25Une urbanité spécifique grâce à la Méditerranée connue sous le nom mater urbanitas, la mer des urbanités (Bernié-Boissard et al., 2017). Les pratiques urbaines sont le résultat d’une longue cohabitation des occupants qui ont investi la vieille ville à travers le temps. Ces valeurs sociales et urbaines spécifiques sont propres à quelques occupants seulement qui tiennent encore aux mœurs bougeottes (Yazid et Sion, 2006).
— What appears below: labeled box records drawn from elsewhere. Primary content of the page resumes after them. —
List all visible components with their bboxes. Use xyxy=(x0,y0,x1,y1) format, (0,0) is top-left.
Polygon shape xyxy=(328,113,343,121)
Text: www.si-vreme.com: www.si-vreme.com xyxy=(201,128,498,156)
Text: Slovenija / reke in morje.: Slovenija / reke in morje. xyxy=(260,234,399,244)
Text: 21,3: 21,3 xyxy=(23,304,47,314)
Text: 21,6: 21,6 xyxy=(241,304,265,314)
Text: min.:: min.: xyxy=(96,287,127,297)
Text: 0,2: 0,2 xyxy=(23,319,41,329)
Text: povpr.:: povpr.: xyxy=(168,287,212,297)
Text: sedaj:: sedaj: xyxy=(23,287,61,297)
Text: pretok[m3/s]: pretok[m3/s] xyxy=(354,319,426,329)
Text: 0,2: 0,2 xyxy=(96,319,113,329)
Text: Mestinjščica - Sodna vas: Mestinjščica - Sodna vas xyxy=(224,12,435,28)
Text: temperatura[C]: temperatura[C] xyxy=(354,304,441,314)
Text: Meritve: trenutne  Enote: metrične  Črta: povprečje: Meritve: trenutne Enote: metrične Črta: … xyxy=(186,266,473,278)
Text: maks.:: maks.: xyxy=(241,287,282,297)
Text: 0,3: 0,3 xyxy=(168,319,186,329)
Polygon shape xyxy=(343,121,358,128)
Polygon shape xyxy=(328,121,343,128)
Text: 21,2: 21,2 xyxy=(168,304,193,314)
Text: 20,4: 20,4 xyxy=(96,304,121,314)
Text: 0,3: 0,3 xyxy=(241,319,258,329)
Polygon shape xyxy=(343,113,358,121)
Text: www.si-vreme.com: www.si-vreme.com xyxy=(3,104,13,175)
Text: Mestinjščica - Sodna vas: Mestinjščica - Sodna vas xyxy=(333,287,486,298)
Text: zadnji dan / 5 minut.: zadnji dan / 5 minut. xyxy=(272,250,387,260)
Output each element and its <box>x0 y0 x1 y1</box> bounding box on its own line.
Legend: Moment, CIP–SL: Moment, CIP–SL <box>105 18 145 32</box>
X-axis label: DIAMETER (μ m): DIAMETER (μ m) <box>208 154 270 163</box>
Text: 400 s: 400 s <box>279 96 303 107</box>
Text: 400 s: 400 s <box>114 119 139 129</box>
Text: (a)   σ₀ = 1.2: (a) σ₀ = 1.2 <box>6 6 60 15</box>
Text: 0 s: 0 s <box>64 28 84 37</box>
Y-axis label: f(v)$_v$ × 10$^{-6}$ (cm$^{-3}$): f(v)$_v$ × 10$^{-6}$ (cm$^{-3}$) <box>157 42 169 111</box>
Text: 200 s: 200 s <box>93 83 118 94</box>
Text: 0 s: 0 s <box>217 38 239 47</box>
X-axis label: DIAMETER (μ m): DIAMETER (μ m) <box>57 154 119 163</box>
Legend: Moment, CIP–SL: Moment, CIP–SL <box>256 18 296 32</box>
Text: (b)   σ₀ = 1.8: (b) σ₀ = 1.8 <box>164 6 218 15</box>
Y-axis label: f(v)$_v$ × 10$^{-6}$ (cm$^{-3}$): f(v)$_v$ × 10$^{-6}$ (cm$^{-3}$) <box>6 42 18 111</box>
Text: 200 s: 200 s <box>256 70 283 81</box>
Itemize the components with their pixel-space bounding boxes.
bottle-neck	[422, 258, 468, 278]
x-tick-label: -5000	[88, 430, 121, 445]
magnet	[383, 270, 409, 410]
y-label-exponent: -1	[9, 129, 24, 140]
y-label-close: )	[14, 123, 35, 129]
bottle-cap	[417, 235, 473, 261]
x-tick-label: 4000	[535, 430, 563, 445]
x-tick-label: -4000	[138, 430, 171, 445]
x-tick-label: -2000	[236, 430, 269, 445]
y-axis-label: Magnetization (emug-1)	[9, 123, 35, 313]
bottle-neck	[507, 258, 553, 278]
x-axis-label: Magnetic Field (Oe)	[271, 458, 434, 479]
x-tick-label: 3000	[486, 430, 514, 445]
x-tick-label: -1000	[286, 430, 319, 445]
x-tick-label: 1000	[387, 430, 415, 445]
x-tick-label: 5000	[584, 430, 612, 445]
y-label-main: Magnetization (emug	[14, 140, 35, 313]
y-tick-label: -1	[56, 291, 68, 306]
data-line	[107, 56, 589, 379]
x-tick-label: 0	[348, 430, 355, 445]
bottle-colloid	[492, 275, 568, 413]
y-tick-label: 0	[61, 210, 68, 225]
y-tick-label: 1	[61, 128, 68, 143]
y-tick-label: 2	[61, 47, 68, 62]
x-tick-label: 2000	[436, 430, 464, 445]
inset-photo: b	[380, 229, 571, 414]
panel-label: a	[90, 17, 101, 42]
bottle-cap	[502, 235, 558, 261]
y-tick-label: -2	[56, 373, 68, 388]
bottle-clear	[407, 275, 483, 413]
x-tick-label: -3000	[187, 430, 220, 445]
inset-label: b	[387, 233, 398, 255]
B. Les politiques patrimoniales au sein de la vieille ville de Béjaia et leurs portées paysagère et sensible

26Dans le cadre de la loi algérienne n° 98-04 (JORADP, 1998), sur la protection du patrimoine culturel, un plan permanent de sauvegarde et de mise en valeur du secteur sauvegardé de la ville de Béjaia (PPSMVSS) a été créé officiellement en 2013 pour protéger son patrimoine et y régir tout acte de construction. Des opérations de réhabilitation, restauration et réaménagement de quelques sites patrimoniaux, telles que la mosquée de la Casbah, la Casbah, Bordj Moussa, Fort Abd-El-Kader et la mosquée Sidi-El-Mouhoub ont été lancées par les autorités publiques de la ville depuis une vingtaine d’années. Néanmoins, ces opérations restent éparpillées et ponctuelles. Une fois assemblés, ces sites figés constitueront un ensemble cohérent et structuré par des parcours identifiés. Une réflexion globale et une attention particulière devraient ainsi être portées aux valeurs sensibles des espaces publics, notamment leurs qualités multisensorielles et paysagères.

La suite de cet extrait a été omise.